After years of hardships and cuts, García Montero recognizes that “we are living in a better time and good winds are blowing.” «In 2018 we had to sell a building in Brussels to the Ethiopian government. “They were very difficult times, but today we are optimistic.” «The curve of the deterioration of the institution has been bent, but even so we have not achieved everything. There is a growing demand that we cannot satisfy now that Spanish is being promoted in the world and citizens have become aware of its importance,” he summarized. He also highlighted that activities aimed at promoting the co-official languages ​​of Spain have increased by 225% in this legislature.

It expects a contribution of 90 million euros from the State for the next budgets. But García Montero highlights that this figure “is very far from the 350 million that Germany contributes to the Goethe Institute and the 300 that the French State contributes to the Alliance Française. The director recalled that the state contribution was 66.3 million in 2018 and that it reached 81 million in 2023.

suck the pot

“We do not want to be a burden on the public treasury, but culture continues to be the poor sister,” said Luis García Montero. «We have a bad habit of discrediting culture, with a right that says that when you invest in culture you are sucking off the boat. And we are very clear that culture is not clientelism,” he added.
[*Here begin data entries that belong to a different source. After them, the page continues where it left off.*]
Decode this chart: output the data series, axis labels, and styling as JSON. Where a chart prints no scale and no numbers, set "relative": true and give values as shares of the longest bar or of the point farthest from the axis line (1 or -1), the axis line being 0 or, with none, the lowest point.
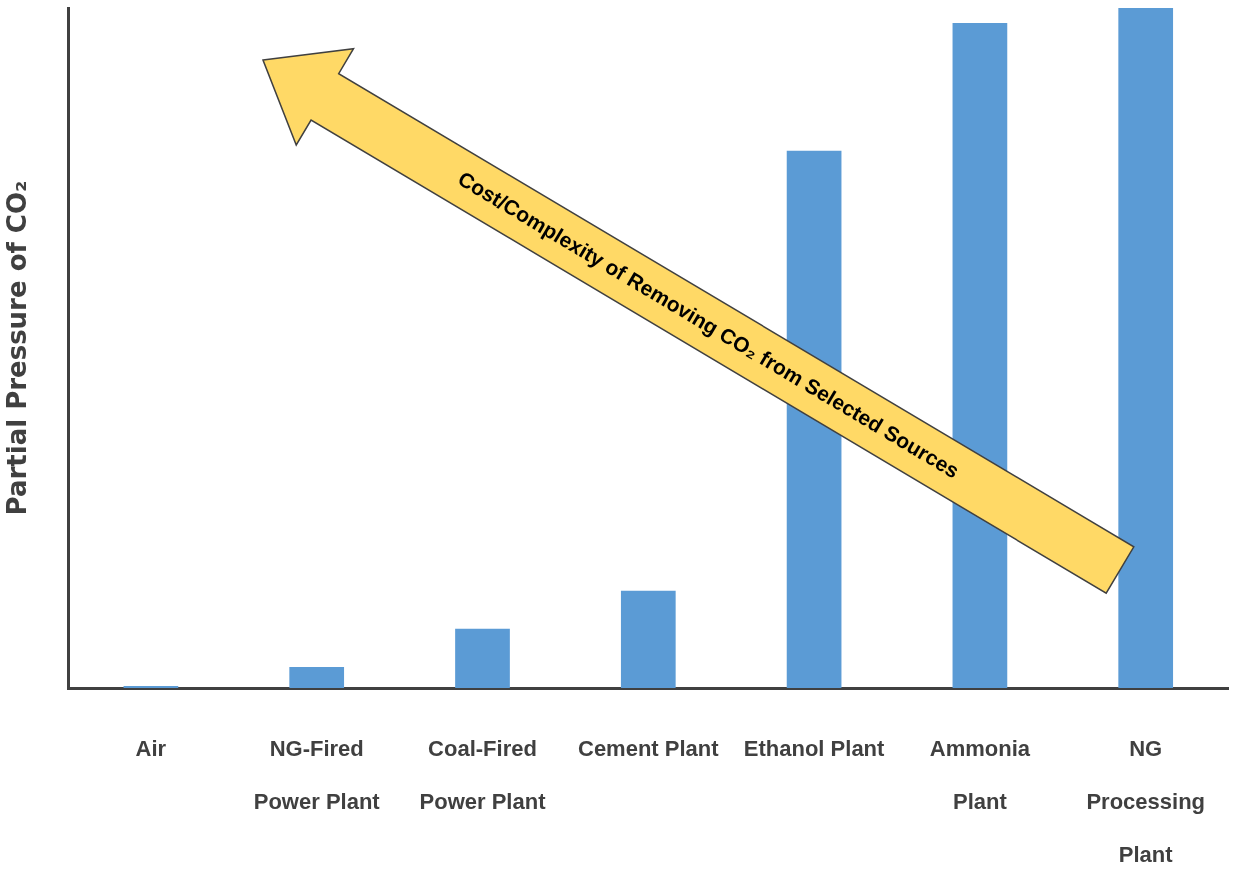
{
  "chart_data": {
    "type": "bar",
    "ylabel": "Partial Pressure of CO₂",
    "relative": true,
    "categories": [
      "Air",
      "NG-Fired\nPower Plant",
      "Coal-Fired\nPower Plant",
      "Cement Plant",
      "Ethanol Plant",
      "Ammonia\nPlant",
      "NG\nProcessing\nPlant"
    ],
    "values": [
      0.003,
      0.031,
      0.087,
      0.143,
      0.79,
      0.978,
      1
    ],
    "color": "#5b9bd5",
    "annotations": [
      "Cost/Complexity of Removing CO₂ from Selected Sources"
    ]
  }
}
There were certain doubts about his future at the head of Cervantes that he himself took it upon himself to dispel. “When the new Government was formed, I spoke with the Foreign Minister and he told me ‘let’s continue’. Therefore, I have felt ratified and I am very happy to continue in this responsibility,” he declared.

He said this shortly before joining the meeting of the Board of Trustees of the Cervantes Institute that the Kings presided over in the Palace of Aranjuez and which was attended by the President of the Government, Pedro Sánchez, his Ministers of Foreign Affairs, José Manuel Albares, and of Education, Pilar Alegría. , and Culture, Ernest Urtasun. A meeting that is held around October 12 and that was delayed this year to wait for the presidential inauguration.
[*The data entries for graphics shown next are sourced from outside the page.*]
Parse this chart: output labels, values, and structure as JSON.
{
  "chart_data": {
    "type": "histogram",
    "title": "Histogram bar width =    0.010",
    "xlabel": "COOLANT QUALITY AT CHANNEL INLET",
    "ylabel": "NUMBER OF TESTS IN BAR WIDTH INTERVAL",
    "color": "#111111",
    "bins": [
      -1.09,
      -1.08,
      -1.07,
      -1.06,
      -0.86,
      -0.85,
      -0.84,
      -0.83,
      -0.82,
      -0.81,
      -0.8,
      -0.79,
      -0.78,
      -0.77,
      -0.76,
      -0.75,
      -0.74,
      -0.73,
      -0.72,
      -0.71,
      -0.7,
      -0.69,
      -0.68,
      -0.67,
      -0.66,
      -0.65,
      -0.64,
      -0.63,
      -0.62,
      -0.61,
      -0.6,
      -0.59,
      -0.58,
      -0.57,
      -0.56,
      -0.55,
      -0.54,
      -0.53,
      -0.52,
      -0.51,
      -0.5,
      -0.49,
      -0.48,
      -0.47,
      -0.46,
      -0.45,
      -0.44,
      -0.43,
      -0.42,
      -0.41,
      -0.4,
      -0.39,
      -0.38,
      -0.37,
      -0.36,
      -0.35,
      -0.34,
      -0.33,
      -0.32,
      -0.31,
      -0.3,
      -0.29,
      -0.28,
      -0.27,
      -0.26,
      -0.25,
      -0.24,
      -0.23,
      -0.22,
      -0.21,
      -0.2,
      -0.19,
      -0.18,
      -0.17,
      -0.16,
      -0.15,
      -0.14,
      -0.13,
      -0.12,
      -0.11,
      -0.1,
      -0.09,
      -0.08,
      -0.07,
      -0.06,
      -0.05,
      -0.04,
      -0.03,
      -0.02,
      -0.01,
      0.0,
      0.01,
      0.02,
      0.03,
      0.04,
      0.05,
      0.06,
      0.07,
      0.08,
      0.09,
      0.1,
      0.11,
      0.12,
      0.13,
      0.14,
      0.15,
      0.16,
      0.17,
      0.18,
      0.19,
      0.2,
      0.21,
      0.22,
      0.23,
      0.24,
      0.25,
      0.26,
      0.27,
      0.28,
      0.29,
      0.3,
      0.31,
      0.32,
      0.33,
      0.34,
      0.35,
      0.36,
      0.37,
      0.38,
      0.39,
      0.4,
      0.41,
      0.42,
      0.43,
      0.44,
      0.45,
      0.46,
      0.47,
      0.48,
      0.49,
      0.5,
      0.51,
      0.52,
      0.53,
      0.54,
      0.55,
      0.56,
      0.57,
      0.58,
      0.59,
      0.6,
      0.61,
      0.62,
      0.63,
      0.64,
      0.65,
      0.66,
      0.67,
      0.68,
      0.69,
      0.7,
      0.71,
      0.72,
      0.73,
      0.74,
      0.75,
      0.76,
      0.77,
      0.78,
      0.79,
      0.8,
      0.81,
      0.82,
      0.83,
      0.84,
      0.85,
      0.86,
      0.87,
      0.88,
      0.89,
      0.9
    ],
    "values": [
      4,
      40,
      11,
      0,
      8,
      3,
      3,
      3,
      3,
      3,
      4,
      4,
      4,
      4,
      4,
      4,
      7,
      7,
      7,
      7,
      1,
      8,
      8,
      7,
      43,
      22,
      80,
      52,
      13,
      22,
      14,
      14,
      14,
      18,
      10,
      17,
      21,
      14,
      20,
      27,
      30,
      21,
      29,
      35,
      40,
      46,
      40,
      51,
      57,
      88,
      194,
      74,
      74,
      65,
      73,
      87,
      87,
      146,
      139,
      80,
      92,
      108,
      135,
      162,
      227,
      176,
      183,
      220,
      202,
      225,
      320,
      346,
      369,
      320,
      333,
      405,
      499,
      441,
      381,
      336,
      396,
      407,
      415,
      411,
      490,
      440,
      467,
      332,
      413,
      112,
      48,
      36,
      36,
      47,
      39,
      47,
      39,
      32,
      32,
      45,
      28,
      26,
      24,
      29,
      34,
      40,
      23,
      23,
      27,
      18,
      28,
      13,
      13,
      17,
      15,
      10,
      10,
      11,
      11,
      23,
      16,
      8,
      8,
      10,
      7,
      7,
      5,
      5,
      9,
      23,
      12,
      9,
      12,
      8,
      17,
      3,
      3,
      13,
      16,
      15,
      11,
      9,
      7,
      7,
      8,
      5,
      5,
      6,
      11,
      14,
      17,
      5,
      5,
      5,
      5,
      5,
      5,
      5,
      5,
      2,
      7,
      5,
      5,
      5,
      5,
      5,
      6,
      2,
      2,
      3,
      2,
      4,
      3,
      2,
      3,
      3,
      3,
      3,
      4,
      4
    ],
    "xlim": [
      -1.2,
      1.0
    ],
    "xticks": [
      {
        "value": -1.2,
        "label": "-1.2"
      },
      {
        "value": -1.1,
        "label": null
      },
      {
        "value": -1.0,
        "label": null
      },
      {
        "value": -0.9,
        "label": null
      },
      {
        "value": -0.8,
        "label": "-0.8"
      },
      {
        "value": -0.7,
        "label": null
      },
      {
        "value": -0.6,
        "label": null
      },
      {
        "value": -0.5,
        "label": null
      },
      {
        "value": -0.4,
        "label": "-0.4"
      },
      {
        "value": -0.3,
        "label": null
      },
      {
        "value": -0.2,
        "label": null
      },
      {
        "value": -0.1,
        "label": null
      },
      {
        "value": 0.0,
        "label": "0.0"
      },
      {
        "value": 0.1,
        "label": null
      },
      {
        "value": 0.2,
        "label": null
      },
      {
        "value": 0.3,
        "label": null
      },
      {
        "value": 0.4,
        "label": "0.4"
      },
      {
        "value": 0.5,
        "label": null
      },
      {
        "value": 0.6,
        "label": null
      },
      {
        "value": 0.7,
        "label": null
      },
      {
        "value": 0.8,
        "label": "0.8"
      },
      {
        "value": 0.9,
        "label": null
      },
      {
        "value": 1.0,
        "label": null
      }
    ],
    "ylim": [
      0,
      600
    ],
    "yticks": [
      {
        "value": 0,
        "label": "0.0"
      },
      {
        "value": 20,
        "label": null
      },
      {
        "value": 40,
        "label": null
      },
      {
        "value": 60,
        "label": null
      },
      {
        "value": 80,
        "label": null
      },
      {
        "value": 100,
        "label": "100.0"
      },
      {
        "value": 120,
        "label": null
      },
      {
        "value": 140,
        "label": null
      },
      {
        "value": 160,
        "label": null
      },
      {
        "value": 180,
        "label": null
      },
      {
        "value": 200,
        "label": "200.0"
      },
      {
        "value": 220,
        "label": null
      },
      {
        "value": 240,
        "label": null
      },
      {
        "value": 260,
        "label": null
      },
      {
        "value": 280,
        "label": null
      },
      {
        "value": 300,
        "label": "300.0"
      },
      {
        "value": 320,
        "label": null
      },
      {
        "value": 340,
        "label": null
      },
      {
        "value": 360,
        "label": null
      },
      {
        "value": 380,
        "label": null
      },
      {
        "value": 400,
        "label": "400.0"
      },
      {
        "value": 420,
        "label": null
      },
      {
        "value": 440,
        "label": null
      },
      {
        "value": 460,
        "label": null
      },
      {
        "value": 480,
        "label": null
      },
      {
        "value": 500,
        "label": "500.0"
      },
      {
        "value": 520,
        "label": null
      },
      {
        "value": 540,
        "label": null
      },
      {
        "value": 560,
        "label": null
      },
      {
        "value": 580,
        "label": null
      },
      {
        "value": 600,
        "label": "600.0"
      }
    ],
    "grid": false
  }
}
It was a solemn ceremony in which the King presented the Ñ Prize to the German Hispanist Dieter Ingenschay (1948), former president of the German Association of Hispanists, decorated with the Order of Isabel la Católica for his merits in the dissemination of Spanish culture in Germany. Her main areas of research are postmodern, postcolonial and postdictatorial aspects of Hispanic literatures and gender studies.

After the annual meeting, the Kings planned to offer the traditional lunch to the patrons of the Cervantes Institute, the Spanish-American Diplomatic Corps accredited in Spain and other guests. Among them the writer, academic and winner of the 2023 Cervantes Prize, Luis Mateo Díez.